Les coûts de construction invariables sont relativement les mêmes pour les logements à loyer du marché comme pour les logements abordables. Les experts conseils dans le calcul des coûts nous apprennent que les composants des logements abordables ne sont pas vraiment actualisés par rapport aux composants à loyer du marché pour une superficie comparable. Si la qualité de la finition est parfois légèrement inférieure, l’impact, dans l’ensemble, sur un budget de construction est plutôt limité, et les économies potentielles sur les coûts sont effacées par la réduction globale des revenus potentiels apportés par le composant des logements abordables.


« La pression s’exercera probablement sur les valeurs foncières. Il s’agit de la seule voie de sortie pour les promoteurs qui voudront dégager des rendements satisfaisants pour le risque qu’ils courent dans la construction résidentielle. »
-Grant Chernenkoff

Quelles seront les répercussions de ce nouveau calcul sur les promoteurs?
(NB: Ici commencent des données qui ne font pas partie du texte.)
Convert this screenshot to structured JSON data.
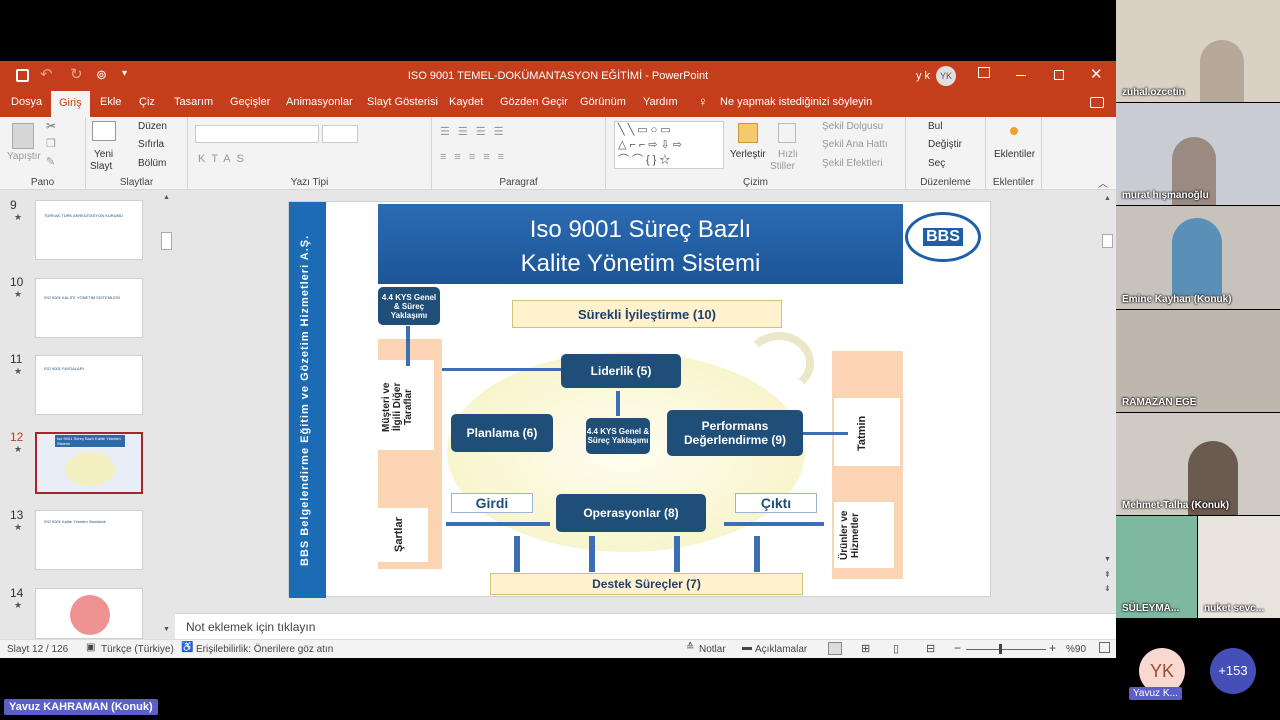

Il y aura une moins grande marge de manœuvre dans les prévisions financières des projets d’aménagement, puisque les revenus baisseront et que les coûts augmenteront. Il reste donc trois « voies de sortie » envisageables pour s’assurer que la construction résidentielle reste viable dans le cadre du zonage d’inclusion :

  • des prix supérieurs pour la tranche du projet réalisée au taux du marché;
  • des marges de profit satisfaisantes, mais moindres pour les promoteurs;
  • une baisse des coûts des projets dans l’ensemble.

Quelle est la voie que préféreront suivre la plupart des promoteurs?

Dans la plupart des cas, les promoteurs préféreront augmenter les prix de vente ou les taux de location pour les autres logements offerts au prix du marché dans les projets d’aménagement, ce qui aura dans l’ensemble l’impact le moins considérable dans le processus d’aménagement. Or, cette préférence suppose que le marché supportera les hausses de prix, et nous savons tous que l’abordabilité des logements est un enjeu pour bien des gens. Sinon, il est difficile de concevoir que les projets d’aménagement iront de l’avant.

Et rajuster les marges bénéficiaires pour diminuer les coûts?

Réduire les marges bénéficiaires est une option. Or, les marges des promoteurs ne sont pas aussi importantes que certains pourraient le croire d’emblée dans les projets d’aménagement de grande densité. Généralement, les marges sont comprises entre 10 % et 15 %. Il n’en faut donc pas beaucoup pour atteindre un point où le promoteur ne sera pas du tout encouragé financièrement à construire des logements.

Et abaisser les coûts des projets dans l’ensemble?

Il faudrait recourir à de nouveaux mécanismes ou incitatifs pour changer considérablement le calcul, puisqu’on ne pourra pas réaliser d’économies dans les travaux de construction. La nouvelle loi sur le ZI ne prévoit pas, à l’heure actuelle, de dispositions pour abaisser les droits comptés par les municipalités pour le volet obligatoire des logements abordables. Il n’y a donc pas d’économies à réaliser dans ce cas.

Que reste-t-il à faire pour réduire les prix?

Il ne reste plus qu’un intrant de coût que l’on pourrait réduire considérablement : le prix du terrain à bâtir.

La voie à suivre consiste donc à faire appel à la fois aux prix du marché, aux marges bénéficiaires et aux valeurs foncières. Or, il paraît probable que la pression s’exercera essentiellement sur les valeurs foncières, puisqu’il s’agit de la seule voie de sortie qui permettra aux promoteurs de maintenir des rendements satisfaisants en fonction du risque qu’ils courent dans la construction résidentielle.